EMI released the five-CD box set Bassey – The EMI/UA Years 1959–1979 in 1994. The accompanying booklet opened with a poem by Marc Almond. Bassey collaborated with Chris Rea in the film La Passione (1996), appearing in the film as herself and releasing the single "'Disco' La Passione". The remix of this single charted just outside the UK top 40.[20] Bassey's "History Repeating" (1997), written for her by the Propellerheads, reached number one on the UK Dance Chart, and number 10 on the US Dance Chart.[32] The liner notes of the Propellerheads' album Decksandrumsandrockandroll included the lines: "We would like to extend our maximum respect to Shirley Bassey for honouring us with her performance. We are still in shock...." Bassey celebrated her 60th birthday in 1997 with two open-air concerts, at Castle Howard and Althorp Park, and another TV special. The resulting live album The Birthday Concert received a Grammy Award nomination for Best Traditional Pop Vocal Performance.[33] On 7 October 1998 in Egypt, Bassey performed for a benefit at an open-air concert close to the Sphinx and the Great Pyramid. Bassey played the Friday night at Henley Festival in 1984.[citation needed]

Bassey was sued in a breach of contract case in 1998 by her former personal assistant, who also accused Bassey of hitting her and making an ethnic slur. Bassey won the case.[3] The episode was lampooned by Alexander Baron in his one-act play The Trial of Shirley Bassey. The following year, she performed the official song for the rugby World Cup, "World in Union", with Bryn Terfel at the opening ceremony at The Millennium Stadium, Cardiff, wearing a gown designed on the Welsh flag. Their single made the top 40, and Bassey contributed two more songs to the official album Land of My Fathers, which reached number one on the UK compilations chart, and went silver.[29][34]

2000–present: High profile performances and final album[edit]

Bassey at Wembley Arenain 2006

Throughout the 2000s and 2010s, Bassey continued to perform at various high profile events. In 2001, Bassey was principal artiste at the Duke of Edinburgh's 80th birthday celebration. On 3 June 2002, she was one of a prestigious line-up of artists including Elton John, Paul McCartney and Tom Jones who performed at the Queen's 50th Jubilee Party at Buckingham Palace. Bassey celebrated 50 years in show business in 2003 with the release of the CD Thank You for the Years, which was another top 20 album.
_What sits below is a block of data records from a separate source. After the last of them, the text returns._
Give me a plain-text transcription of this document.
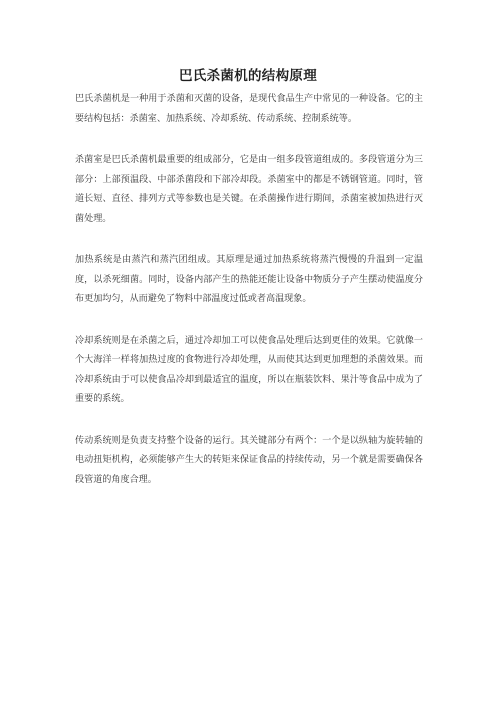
巴氏杀菌机的结构原理

巴氏杀菌机是一种用于杀菌和灭菌的设备，是现代食品生产中常见的一种设备。它的主要结构包括：杀菌室、加热系统、冷却系统、传动系统、控制系统等。

杀菌室是巴氏杀菌机最重要的组成部分，它是由一组多段管道组成的。多段管道分为三部分：上部预温段、中部杀菌段和下部冷却段。杀菌室中的都是不锈钢管道。同时，管道长短、直径、排列方式等参数也是关键。在杀菌操作进行期间，杀菌室被加热进行灭菌处理。

加热系统是由蒸汽和蒸汽团组成。其原理是通过加热系统将蒸汽慢慢的升温到一定温度，以杀死细菌。同时，设备内部产生的热能还能让设备中物质分子产生摆动使温度分布更加均匀，从而避免了物料中部温度过低或者高温现象。

冷却系统则是在杀菌之后，通过冷却加工可以使食品处理后达到更佳的效果。它就像一个大海洋一样将加热过度的食物进行冷却处理，从而使其达到更加理想的杀菌效果。而冷却系统由于可以使食品冷却到最适宜的温度，所以在瓶装饮料、果汁等食品中成为了重要的系统。

传动系统则是负责支持整个设备的运行。其关键部分有两个：一个是以纵轴为旋转轴的电动扭矩机构，必须能够产生大的转矩来保证食品的持续传动，另一个就是需要确保各段管道的角度合理。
A gala charity auction of her stage costumes at Christie's, "Dame Shirley Bassey: 50 Years of Glittering Gowns", raised £250,000 (US$500,000) for the Dame Shirley Bassey Scholarship at the Royal Welsh College of Music and Drama and the Noah's Ark Children's Hospital Appeal.[35] Bassey topped the bill at the 2005 Royal Variety Performance, introducing her new song "The Living Tree".[citation needed]

Two popular Audiences with Shirley Bassey have aired on British television, one in 1995 that attracted more than 10 million viewers in the UK, with the second being broadcast in 2006. Bassey returned to perform in five arenas around the UK in June the same year, culminating at Wembley. She also performed a concert in front of 10,000 people at the Bryn Terfel Faenol Festival in North Wales broadcast by BBC Wales. Marks & Spencer signed her for their Christmas 2006 James Bond-style television advertising campaign. Bassey is seen in a glamorous Ice Palace singing a cover version of Pink's song "Get the Party Started", wearing an M&S gown.[citation needed]
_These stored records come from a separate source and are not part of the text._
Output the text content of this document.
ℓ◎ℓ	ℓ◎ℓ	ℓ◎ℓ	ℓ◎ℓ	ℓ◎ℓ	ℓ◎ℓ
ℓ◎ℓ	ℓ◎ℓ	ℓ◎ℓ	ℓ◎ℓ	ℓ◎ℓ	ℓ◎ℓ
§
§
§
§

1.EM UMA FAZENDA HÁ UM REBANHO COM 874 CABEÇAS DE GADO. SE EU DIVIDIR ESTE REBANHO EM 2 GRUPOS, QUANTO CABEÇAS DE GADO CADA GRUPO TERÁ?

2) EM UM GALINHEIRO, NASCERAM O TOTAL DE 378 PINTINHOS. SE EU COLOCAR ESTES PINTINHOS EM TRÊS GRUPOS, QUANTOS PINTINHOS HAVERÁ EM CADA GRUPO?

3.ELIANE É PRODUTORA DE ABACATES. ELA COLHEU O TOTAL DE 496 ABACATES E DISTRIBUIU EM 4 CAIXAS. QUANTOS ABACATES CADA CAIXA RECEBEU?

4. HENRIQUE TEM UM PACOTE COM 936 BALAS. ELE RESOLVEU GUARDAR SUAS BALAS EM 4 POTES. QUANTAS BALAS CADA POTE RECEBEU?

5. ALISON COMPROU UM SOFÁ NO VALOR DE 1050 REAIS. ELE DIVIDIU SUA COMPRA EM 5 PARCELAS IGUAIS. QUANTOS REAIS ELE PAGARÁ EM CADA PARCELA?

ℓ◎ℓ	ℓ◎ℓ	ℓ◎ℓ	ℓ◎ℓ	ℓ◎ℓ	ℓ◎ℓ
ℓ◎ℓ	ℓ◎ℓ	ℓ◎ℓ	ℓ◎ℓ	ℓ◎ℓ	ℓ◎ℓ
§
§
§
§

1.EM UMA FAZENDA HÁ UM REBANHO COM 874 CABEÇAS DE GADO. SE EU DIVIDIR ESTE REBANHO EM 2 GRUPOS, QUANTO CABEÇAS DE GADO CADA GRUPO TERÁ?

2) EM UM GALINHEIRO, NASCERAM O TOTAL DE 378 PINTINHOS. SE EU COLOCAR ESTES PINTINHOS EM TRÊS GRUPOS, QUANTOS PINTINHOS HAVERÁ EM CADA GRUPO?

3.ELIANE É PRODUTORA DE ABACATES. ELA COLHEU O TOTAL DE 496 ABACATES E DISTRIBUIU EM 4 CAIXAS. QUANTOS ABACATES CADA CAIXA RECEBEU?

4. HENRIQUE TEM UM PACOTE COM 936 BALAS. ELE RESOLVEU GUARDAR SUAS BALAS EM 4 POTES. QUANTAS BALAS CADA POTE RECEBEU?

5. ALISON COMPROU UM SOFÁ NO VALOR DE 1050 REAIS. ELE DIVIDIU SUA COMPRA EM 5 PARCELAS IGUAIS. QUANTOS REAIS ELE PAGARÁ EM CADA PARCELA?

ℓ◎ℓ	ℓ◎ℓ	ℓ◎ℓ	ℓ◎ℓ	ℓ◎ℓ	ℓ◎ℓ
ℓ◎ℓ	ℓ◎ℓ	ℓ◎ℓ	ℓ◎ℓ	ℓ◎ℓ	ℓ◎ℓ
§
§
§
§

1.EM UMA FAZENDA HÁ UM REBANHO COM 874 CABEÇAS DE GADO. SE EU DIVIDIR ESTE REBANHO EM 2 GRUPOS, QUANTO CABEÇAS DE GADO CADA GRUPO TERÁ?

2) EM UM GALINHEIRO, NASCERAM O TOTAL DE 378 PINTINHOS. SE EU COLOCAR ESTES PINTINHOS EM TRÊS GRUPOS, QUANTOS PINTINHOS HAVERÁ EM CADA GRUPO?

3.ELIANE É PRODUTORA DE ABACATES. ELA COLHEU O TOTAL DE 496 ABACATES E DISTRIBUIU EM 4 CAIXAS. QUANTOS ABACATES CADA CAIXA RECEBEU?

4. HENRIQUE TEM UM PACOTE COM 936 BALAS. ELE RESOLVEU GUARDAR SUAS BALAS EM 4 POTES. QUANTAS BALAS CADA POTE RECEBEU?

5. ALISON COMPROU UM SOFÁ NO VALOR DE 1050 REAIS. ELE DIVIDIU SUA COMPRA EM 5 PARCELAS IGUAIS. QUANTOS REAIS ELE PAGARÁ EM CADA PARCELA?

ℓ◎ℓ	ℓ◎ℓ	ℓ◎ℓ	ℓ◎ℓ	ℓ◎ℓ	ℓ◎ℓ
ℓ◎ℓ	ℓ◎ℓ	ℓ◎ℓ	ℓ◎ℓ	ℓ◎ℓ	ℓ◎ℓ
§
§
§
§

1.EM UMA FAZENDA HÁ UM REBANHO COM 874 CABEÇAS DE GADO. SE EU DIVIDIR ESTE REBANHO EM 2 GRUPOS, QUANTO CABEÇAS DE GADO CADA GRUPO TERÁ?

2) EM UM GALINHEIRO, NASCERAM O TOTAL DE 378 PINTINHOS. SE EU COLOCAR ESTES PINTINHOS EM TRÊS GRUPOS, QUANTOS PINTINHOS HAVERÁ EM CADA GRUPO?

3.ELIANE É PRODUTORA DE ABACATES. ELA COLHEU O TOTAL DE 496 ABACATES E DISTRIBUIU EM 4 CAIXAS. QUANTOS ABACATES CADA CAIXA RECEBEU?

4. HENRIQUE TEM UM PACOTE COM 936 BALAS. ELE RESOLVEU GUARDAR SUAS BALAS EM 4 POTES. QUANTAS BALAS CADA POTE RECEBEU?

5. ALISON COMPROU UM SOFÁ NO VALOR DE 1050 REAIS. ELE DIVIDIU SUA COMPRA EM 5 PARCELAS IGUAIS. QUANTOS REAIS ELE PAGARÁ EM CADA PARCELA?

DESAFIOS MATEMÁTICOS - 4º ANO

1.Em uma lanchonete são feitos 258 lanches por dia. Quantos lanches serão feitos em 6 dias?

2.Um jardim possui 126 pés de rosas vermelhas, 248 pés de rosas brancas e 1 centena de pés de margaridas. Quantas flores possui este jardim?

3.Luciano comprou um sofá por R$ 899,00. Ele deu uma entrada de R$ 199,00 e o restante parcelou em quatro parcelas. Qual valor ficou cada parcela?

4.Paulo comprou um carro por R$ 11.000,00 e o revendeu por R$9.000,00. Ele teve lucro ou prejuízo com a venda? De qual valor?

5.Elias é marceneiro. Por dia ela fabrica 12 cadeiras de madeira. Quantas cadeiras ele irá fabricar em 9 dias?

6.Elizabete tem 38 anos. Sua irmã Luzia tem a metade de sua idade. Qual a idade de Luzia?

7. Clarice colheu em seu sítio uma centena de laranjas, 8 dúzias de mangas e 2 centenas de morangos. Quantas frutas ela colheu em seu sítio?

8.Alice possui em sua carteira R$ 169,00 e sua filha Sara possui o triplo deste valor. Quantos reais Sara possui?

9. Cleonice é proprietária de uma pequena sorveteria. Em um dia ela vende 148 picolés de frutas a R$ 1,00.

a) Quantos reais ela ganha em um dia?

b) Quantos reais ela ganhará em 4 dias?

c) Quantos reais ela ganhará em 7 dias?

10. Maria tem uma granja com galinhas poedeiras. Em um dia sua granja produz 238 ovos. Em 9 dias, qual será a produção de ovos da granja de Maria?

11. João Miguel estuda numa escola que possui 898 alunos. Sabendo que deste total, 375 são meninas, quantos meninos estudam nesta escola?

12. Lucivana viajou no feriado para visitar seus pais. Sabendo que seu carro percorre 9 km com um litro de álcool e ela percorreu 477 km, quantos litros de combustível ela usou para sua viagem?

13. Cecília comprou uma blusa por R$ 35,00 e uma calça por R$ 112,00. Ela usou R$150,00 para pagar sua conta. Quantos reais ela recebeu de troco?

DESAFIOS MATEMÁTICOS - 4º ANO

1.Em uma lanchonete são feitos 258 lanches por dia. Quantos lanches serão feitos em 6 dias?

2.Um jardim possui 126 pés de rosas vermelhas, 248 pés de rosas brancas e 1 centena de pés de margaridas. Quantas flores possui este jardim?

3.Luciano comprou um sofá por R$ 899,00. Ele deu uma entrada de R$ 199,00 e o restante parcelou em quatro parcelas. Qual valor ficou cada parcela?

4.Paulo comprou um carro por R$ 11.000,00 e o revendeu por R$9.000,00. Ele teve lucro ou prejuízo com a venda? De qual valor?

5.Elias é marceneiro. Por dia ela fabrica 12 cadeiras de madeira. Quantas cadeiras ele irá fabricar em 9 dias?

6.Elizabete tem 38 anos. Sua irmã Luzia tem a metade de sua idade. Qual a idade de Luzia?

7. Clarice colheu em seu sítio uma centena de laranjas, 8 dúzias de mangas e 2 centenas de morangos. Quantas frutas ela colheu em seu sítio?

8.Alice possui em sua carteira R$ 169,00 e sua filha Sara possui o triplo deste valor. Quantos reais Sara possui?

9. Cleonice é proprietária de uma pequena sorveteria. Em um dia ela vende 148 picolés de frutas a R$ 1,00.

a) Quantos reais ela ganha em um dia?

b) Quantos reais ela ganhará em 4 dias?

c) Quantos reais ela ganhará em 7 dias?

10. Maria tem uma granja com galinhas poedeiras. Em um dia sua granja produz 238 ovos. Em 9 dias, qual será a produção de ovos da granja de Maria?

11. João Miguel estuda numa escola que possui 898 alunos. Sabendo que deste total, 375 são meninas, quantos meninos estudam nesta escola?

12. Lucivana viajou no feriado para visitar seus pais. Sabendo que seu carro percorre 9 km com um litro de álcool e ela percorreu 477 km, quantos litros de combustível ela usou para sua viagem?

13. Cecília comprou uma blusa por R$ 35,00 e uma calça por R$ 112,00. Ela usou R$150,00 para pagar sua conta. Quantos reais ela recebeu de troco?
"The Living Tree", written, produced, and originally recorded by the group Never the Bride, was released as a single on 23 April 2007, marking Bassey's 50th anniversary in the UK Singles Chart – and the record for the longest span of top 40 hits in UK chart history.[4] Bassey performed a 45-minute set at the 2007 Glastonbury Festival wearing a pink Julien Macdonald dress, and customised Wellington boots.[36] A new album, Get the Party Started, was subsequently released on 25 June 2007 and entered the UK Albums Chart at number six.[20] The single of the title song reached number 3 on the US Dance Chart.[37] The same year, Bassey performed "Big Spender" with Elton John at his annual White Tie and Tiara Ball to raise money for The Elton John AIDS Foundation.[38] In 2007, Bassey performed in Fashion Rocks in aid of The Prince's Trust at the Royal Albert Hall.[citation needed]
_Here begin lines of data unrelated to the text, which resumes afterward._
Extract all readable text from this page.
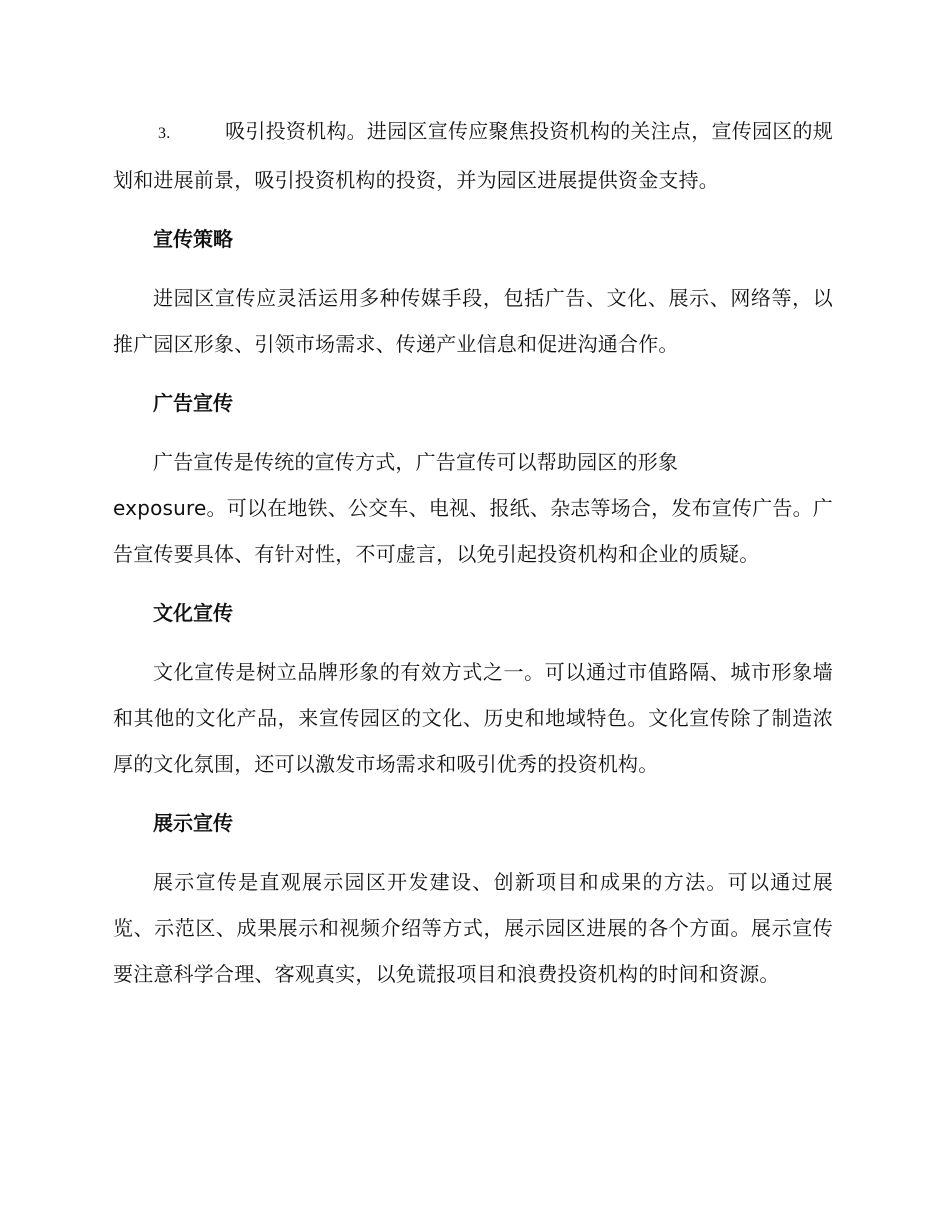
3.	吸引投资机构。进园区宣传应聚焦投资机构的关注点，宣传园区的规划和进展前景，吸引投资机构的投资，并为园区进展提供资金支持。

宣传策略

进园区宣传应灵活运用多种传媒手段，包括广告、文化、展示、网络等，以推广园区形象、引领市场需求、传递产业信息和促进沟通合作。

广告宣传

广告宣传是传统的宣传方式，广告宣传可以帮助园区的形象
exposure。可以在地铁、公交车、电视、报纸、杂志等场合，发布宣传广告。广告宣传要具体、有针对性，不可虚言，以免引起投资机构和企业的质疑。

文化宣传

文化宣传是树立品牌形象的有效方式之一。可以通过市值路隔、城市形象墙和其他的文化产品，来宣传园区的文化、历史和地域特色。文化宣传除了制造浓厚的文化氛围，还可以激发市场需求和吸引优秀的投资机构。

展示宣传

展示宣传是直观展示园区开发建设、创新项目和成果的方法。可以通过展览、示范区、成果展示和视频介绍等方式，展示园区进展的各个方面。展示宣传要注意科学合理、客观真实，以免谎报项目和浪费投资机构的时间和资源。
From left to right: Sting, Debbie Harry, Lady Gaga, Sir Elton John, Dame Shirley Bassey and Bruce Springsteen at Carnegie Hall in 2010

She was rushed to hospital in Monaco on 23 May 2008 to have an emergency operation on her stomach after complaining of abdominal pains. She was forced to pull out of the Nelson Mandela 90th Birthday Tribute concert because of her illness.[39] A biography of Bassey, Diamond Diva, was published in 2008.[citation needed]

Bassey recorded the album The Performance (2009), with James Bond composer David Arnold as co-producer (with Mike Dixon). A number of artists wrote songs expressly for Bassey, including Manic Street Preachers, Gary Barlow, Tom Baxter, KT Tunstall, Pet Shop Boys, Nick Hodgson of the Kaiser Chiefs, John Barry and Don Black. Bassey headlined at the BBC Electric Proms on 23 October 2009, in her only full live set of 2009.[3][40] She performed several of the new songs from The Performance in November 2009 on various TV shows: The Graham Norton Show, The Paul O'Grady Show and as the guest singer on Strictly Come Dancing.[citation needed]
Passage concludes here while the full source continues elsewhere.